Of course I’ll be there if there shall ever come a day when he might need me, but I know that I’m probably one of the last people he’ll ever think to turn to now, but that’s okay. I don’t need to be in places where I’m not needed. I’m glad that I have the freedom to remain carefree and not worry about the ex-girlfriends I cannot stand because of the things I’ve heard they’ve done, particularly about the way they had treated him and yet he still maintains some sort of “friendship” or keeps them as acquaintances. I don’t need to go on not being able to understand why for some reason he insists to keep in close contact. It’s out of my hands now, and I don’t have to throw subtle reminders his way that such things make me uncomfortable. I don’t have to act like I’m okay with the idea of him even exchanging words with them, hanging out with them through mutual friends… I don’t even have to pretend that I enjoy listening to him read to me the heartfelt song lyrics he wrote about them way back when. I don’t even need to feel like he’d much rather hang out with his friends than spend time with me, or would rather be pre-occupied with other things over the phone than talking to me. I don’t have to hint at the fact that I’m not having a good day rather than him just asking how my day was. I don’t need to constantly ask him how he’s feeling and not have him ask the same of me. I don’t need any of that, and I’m better off without it. In the past year, I’ve had numerous people tell me that I deserve better than this. Better than him. My friends, my family, my teachers and co-workers, complete strangers I met at parties, and even his friends have told me this, and it’s about time I start believing them.

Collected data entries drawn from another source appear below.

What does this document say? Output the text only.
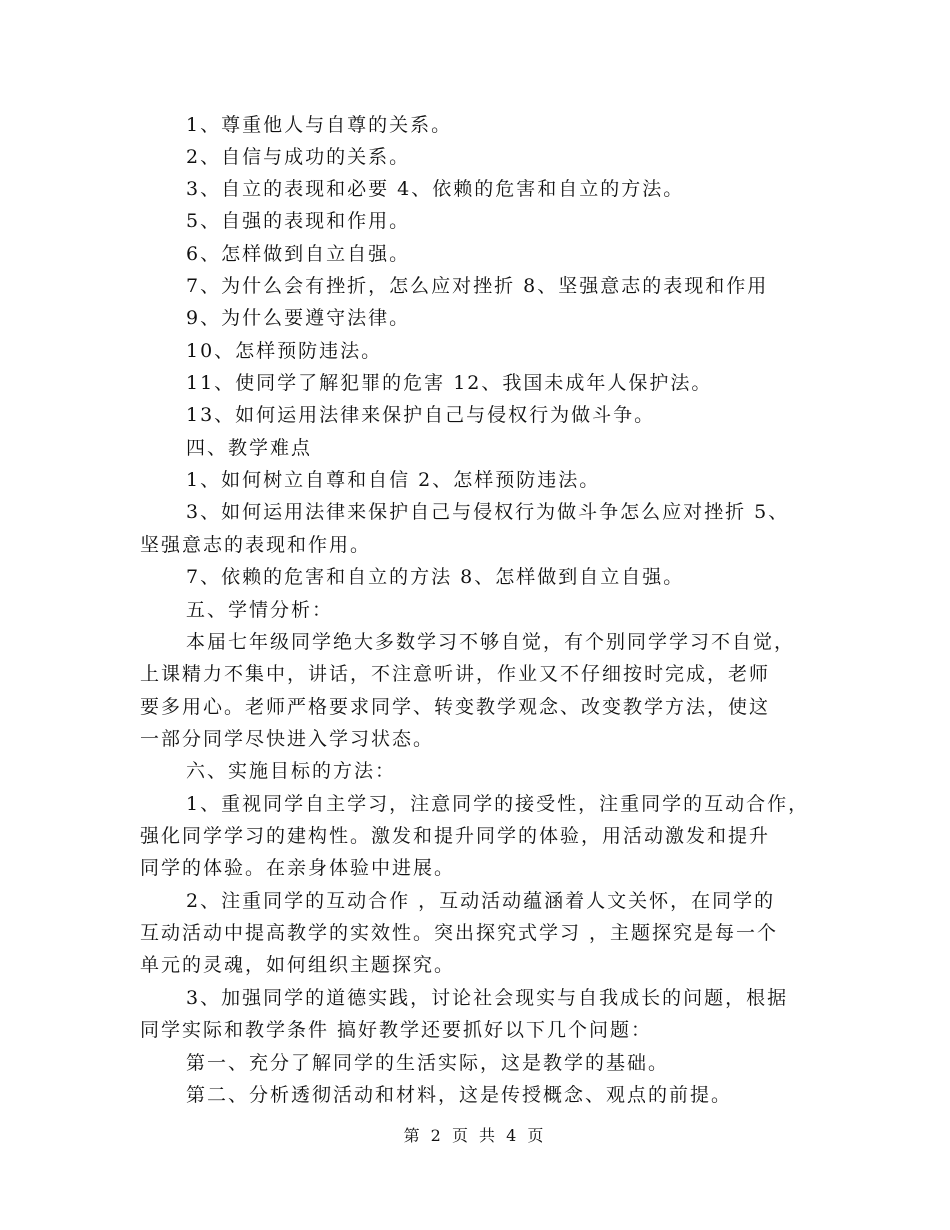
1、尊重他人与自尊的关系。
2、自信与成功的关系。
3、自立的表现和必要 4、依赖的危害和自立的方法。
5、自强的表现和作用。
6、怎样做到自立自强。
7、为什么会有挫折，怎么应对挫折 8、坚强意志的表现和作用
9、为什么要遵守法律。
10、怎样预防违法。
11、使同学了解犯罪的危害 12、我国未成年人保护法。
13、如何运用法律来保护自己与侵权行为做斗争。
四、教学难点
1、如何树立自尊和自信 2、怎样预防违法。
3、如何运用法律来保护自己与侵权行为做斗争怎么应对挫折 5、
坚强意志的表现和作用。
7、依赖的危害和自立的方法 8、怎样做到自立自强。
五、学情分析：
本届七年级同学绝大多数学习不够自觉，有个别同学学习不自觉，
上课精力不集中，讲话，不注意听讲，作业又不仔细按时完成，老师
要多用心。老师严格要求同学、转变教学观念、改变教学方法，使这
一部分同学尽快进入学习状态。
六、实施目标的方法：
1、重视同学自主学习，注意同学的接受性，注重同学的互动合作，
强化同学学习的建构性。激发和提升同学的体验，用活动激发和提升
同学的体验。在亲身体验中进展。
2、注重同学的互动合作 ，互动活动蕴涵着人文关怀，在同学的
互动活动中提高教学的实效性。突出探究式学习 ，主题探究是每一个
单元的灵魂，如何组织主题探究。
3、加强同学的道德实践，讨论社会现实与自我成长的问题，根据
同学实际和教学条件 搞好教学还要抓好以下几个问题：
第一、充分了解同学的生活实际，这是教学的基础。
第二、分析透彻活动和材料，这是传授概念、观点的前提。
第 2 页 共 4 页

It’s about time I get rid of the idea that one day he’ll just change his mind and realize how much I really did mean to him. It’s about time I raise my white flag and surrender all these ideas in my hopeless romantic head and figure out the difference between romanticizing a situation and seeing it for what it really is, and what it really is… is nothing. You can’t make people fall in love with you, and it’s not fair for you to stay with someone and just hope that one day they fall in love with you. That’s not how it works, and as much of a hard pill it is to swallow, it’s my turn to lean my head back and take it, and follow it with a wash of ice cold water. I’m done with counting the days to see how long it will take before my heart is broken/disappointed by the same old person.
I’m not trying to sound cocky when I say any of this, but the honest-to-God truth is that I am a great catch. I put people before myself and I am very thoughtful. I do my best to keep up conversations, and I’m the farthest thing from a man-eater. I’m not a slut, and I am sentimental and honest. I’m weird, but that’s just me. I look cute on a good day, and I admit that I don’t have a knock-out body. I’m very understanding and I do my best to be mature and open to everything. I treat boys like people- not like toys. I’m quite possibly one of the most considerate people you’ll ever meet.
I think it’s about time I wrap up this blog… this long overdue rant/reflection. I think I may be starting to talk in circles again, so I’ll end it with these last words…
If there was just one thing I could say to you, it’d be this: If I was ever anything at all, I was yours.